Large tumors can cause dysphagia, airway obstruction, and cranial nerve palsies.
The mass may be pulsatile and may have a bruit.
Diagnosis is by angiography , which shows a tumor blush at the carotid bifurcation that splays the internal and external carotids.
Treatment is by surgical excision. Large tumors may require carotid bypass.
Glomus jugulare and glomus tympanicum tumors
Characteristics
Glomus jugulare tumors arise in the jugular bulb. They can invade the middle ear, labyrinth, and cranium. They commonly affect multiple cranial nerves (CNs), especially
CN VII, CN IX, CN X, CN XI, and CN XII.
Glomus tympanicum tumors arise in the middle ear, along the tympanic nerve. Most patients have pulsatile tinnitus and present with an aural “polyp” or a middle ear mass that can be seen with pneumatic pressure on the tympanic membrane. Hearing loss and vertigo are common.
Other rare sites of glomus tumor formation are along the vagus nerve in the neck
(glomus vagale) and in the larynx.
Glomus tumors present predominantly in the fifth decade of life or later and occur rarely in children.
Evaluation includes angiography, retrograde jugular venography, and CT scan. Biopsy should be avoided.
Up to 10% of patients with a glomus tumor will have associated bilateral glomus tumor, carotid body tumor, thyroid carcinoma, or other neural crest tumors.
Four-vessel carotid arteriography should be done.
Some tumors have endocrine activity that can lead to serious problems such as hypertensive crises during anesthesia.

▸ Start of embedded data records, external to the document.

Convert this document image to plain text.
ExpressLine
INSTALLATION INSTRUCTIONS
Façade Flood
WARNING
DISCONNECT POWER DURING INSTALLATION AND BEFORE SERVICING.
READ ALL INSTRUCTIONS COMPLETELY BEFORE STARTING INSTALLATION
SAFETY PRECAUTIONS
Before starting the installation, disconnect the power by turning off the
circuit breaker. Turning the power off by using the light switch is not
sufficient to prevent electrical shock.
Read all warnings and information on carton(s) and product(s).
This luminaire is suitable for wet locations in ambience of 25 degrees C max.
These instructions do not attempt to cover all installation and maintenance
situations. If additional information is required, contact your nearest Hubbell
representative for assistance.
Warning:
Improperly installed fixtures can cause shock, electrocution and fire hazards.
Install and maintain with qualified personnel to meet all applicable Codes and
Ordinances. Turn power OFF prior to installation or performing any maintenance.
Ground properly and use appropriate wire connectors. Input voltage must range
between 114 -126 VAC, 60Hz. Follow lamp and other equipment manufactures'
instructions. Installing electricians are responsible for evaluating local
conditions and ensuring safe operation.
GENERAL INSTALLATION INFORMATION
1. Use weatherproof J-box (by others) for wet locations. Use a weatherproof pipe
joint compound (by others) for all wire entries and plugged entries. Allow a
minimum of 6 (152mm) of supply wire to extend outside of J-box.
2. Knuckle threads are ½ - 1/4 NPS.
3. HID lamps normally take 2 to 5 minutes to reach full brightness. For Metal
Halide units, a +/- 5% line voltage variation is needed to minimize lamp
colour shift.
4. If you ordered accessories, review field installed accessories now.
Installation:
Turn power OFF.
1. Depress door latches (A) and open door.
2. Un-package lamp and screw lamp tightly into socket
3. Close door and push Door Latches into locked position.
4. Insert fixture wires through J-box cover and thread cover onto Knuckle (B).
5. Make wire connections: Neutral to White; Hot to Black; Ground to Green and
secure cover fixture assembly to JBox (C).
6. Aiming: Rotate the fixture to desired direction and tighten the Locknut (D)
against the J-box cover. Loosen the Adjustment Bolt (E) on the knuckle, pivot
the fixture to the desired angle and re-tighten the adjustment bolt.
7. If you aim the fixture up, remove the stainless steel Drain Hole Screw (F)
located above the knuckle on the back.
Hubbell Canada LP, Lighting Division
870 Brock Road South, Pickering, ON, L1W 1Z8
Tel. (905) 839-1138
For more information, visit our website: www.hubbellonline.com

Serum and urine tests should be obtained to screen for endocrine activity and should also include screening for catecholamine, vanillylmandelic acid, and metanephrine.

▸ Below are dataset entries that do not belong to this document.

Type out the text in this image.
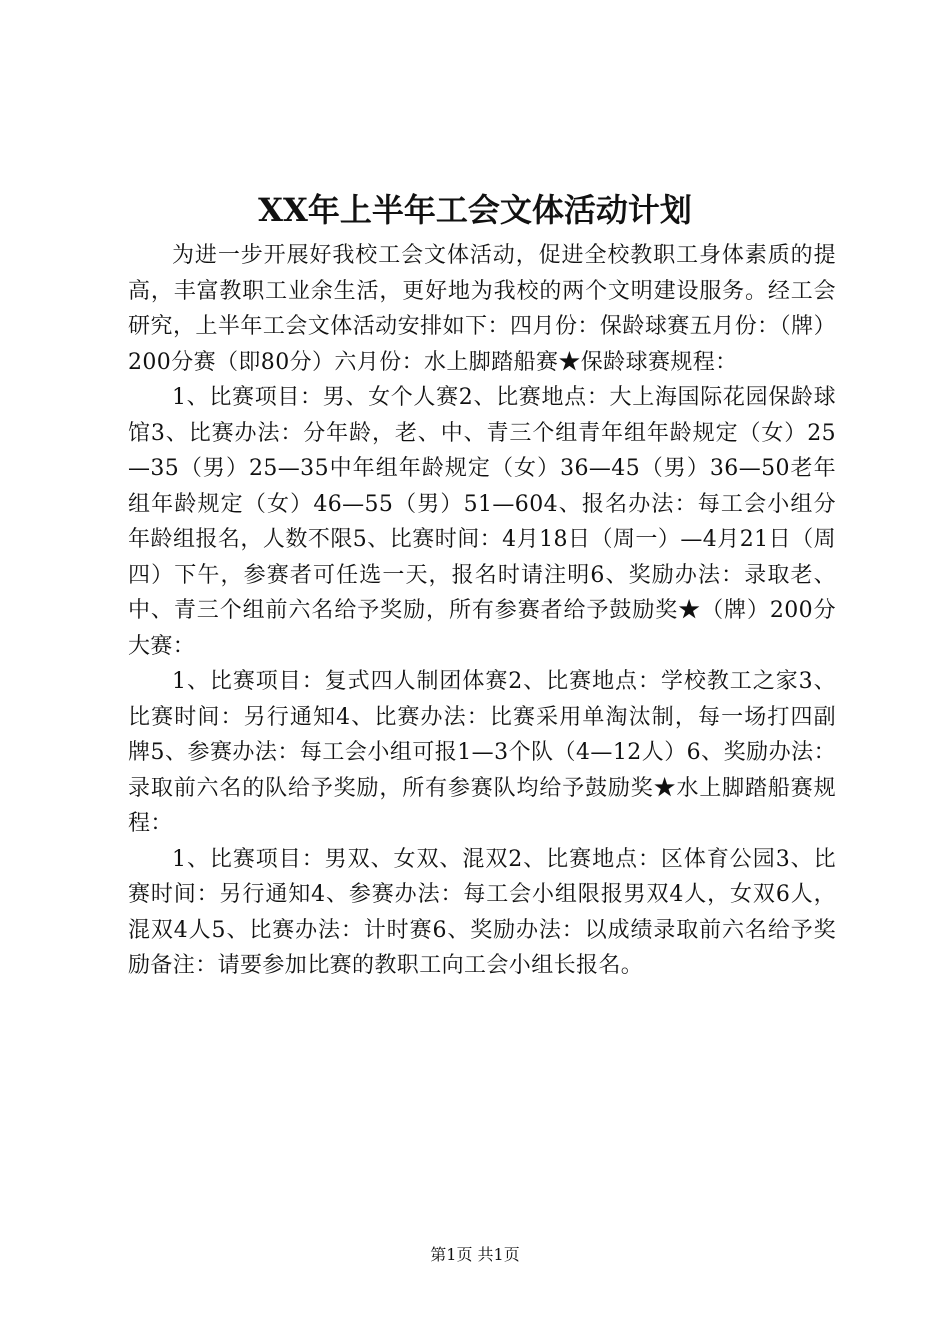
XX年上半年工会文体活动计划

为进一步开展好我校工会文体活动，促进全校教职工身体素质的提高，丰富教职工业余生活，更好地为我校的两个文明建设服务。经工会研究，上半年工会文体活动安排如下：四月份：保龄球赛五月份：（牌）200分赛（即80分）六月份：水上脚踏船赛★保龄球赛规程：

1、比赛项目：男、女个人赛2、比赛地点：大上海国际花园保龄球馆3、比赛办法：分年龄，老、中、青三个组青年组年龄规定（女）25—35（男）25—35中年组年龄规定（女）36—45（男）36—50老年组年龄规定（女）46—55（男）51—604、报名办法：每工会小组分年龄组报名，人数不限5、比赛时间：4月18日（周一）—4月21日（周四）下午，参赛者可任选一天，报名时请注明6、奖励办法：录取老、中、青三个组前六名给予奖励，所有参赛者给予鼓励奖★（牌）200分大赛：

1、比赛项目：复式四人制团体赛2、比赛地点：学校教工之家3、比赛时间：另行通知4、比赛办法：比赛采用单淘汰制，每一场打四副牌5、参赛办法：每工会小组可报1—3个队（4—12人）6、奖励办法：录取前六名的队给予奖励，所有参赛队均给予鼓励奖★水上脚踏船赛规程：

1、比赛项目：男双、女双、混双2、比赛地点：区体育公园3、比赛时间：另行通知4、参赛办法：每工会小组限报男双4人，女双6人，混双4人5、比赛办法：计时赛6、奖励办法：以成绩录取前六名给予奖励备注：请要参加比赛的教职工向工会小组长报名。

第1页 共1页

The treatment of choice is surgical excision.
This procedure is easily carried out for small tympanicum tumors but can carry significant morbidity in patients with large tumors because of intracranial extension, hemorrhage, facial paralysis, and recurrence.
Glomus tumors are radiosensitive but not radiocurable.

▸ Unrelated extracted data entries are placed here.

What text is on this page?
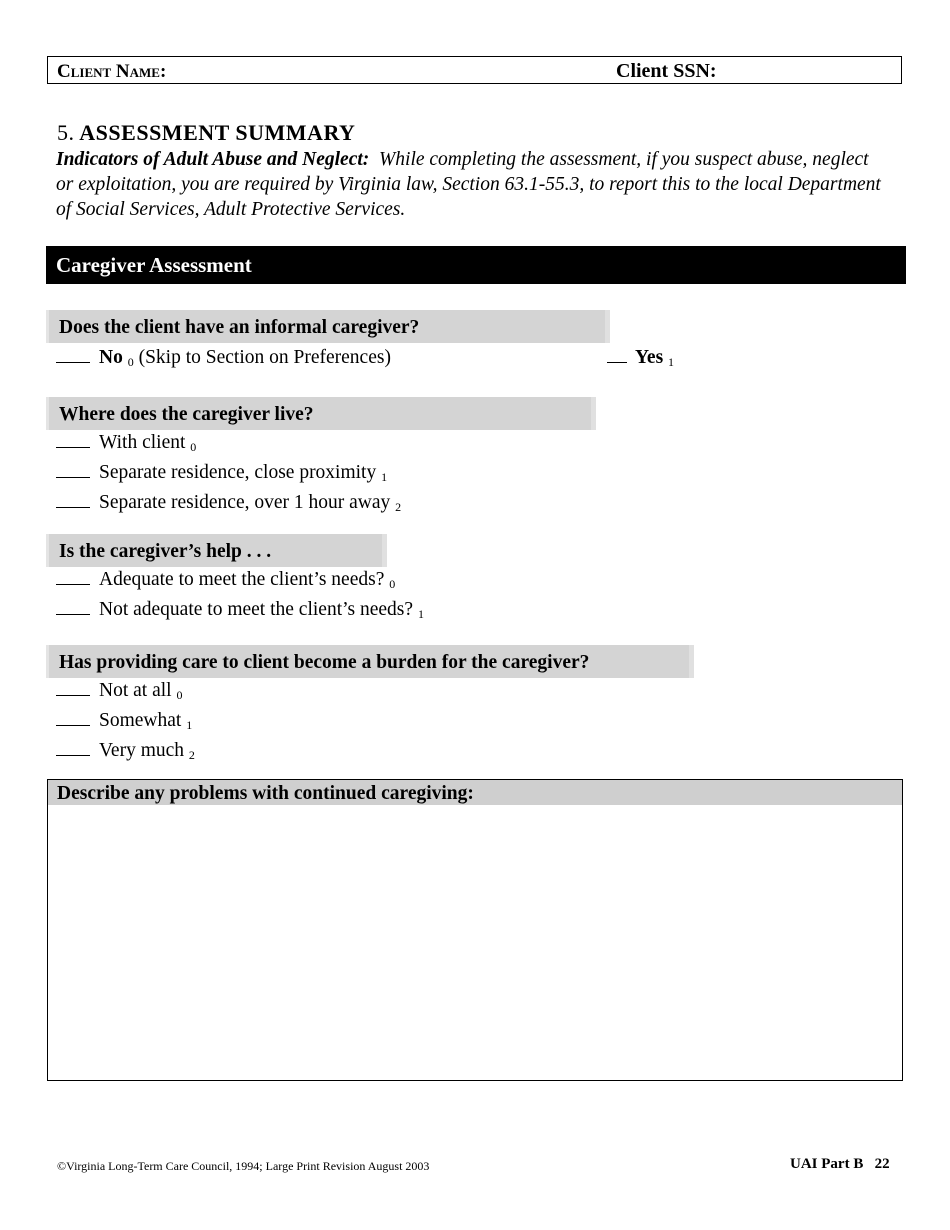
Client Name:	Client SSN:
5. ASSESSMENT SUMMARY
Indicators of Adult Abuse and Neglect: While completing the assessment, if you suspect abuse, neglect or exploitation, you are required by Virginia law, Section 63.1-55.3, to report this to the local Department of Social Services, Adult Protective Services.
Caregiver Assessment
Does the client have an informal caregiver?
No $_0$ (Skip to Section on Preferences)	Yes $_1$
Where does the caregiver live?
With client $_0$
Separate residence, close proximity $_1$
Separate residence, over 1 hour away $_2$
Is the caregiver’s help . . .
Adequate to meet the client’s needs? $_0$
Not adequate to meet the client’s needs? $_1$
Has providing care to client become a burden for the caregiver?
Not at all $_0$
Somewhat $_1$
Very much $_2$
Describe any problems with continued caregiving:
©Virginia Long-Term Care Council, 1994; Large Print Revision August 2003	UAI Part B 22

New skull base surgical techniques have rendered essentially all lesions in this area resectable, and radiation should probably be reserved for recurrences, minimal residual disease, and patients who are physically unfit for surgery.
B
Other rare malignant vascular lesions are found in the head and neck.
Angiosarcomas arise from the vascular endothelial cells.
Characteristics. They grow quickly, extend through the dermis, and frequently metastasize. The most common site on the head or neck is the scalp.
Treatment. The only chance for a cure is complete excision.
Hemangiopericytoma arises from the pericytes of Zimmermann, which are wrapped around precapillary arterioles.
Characteristics. Approximately 25% are found in the head and neck. They are locally invasive and display an inconsistent malignant potential. Distant metastasis is not uncommon, but nodal spread is rare.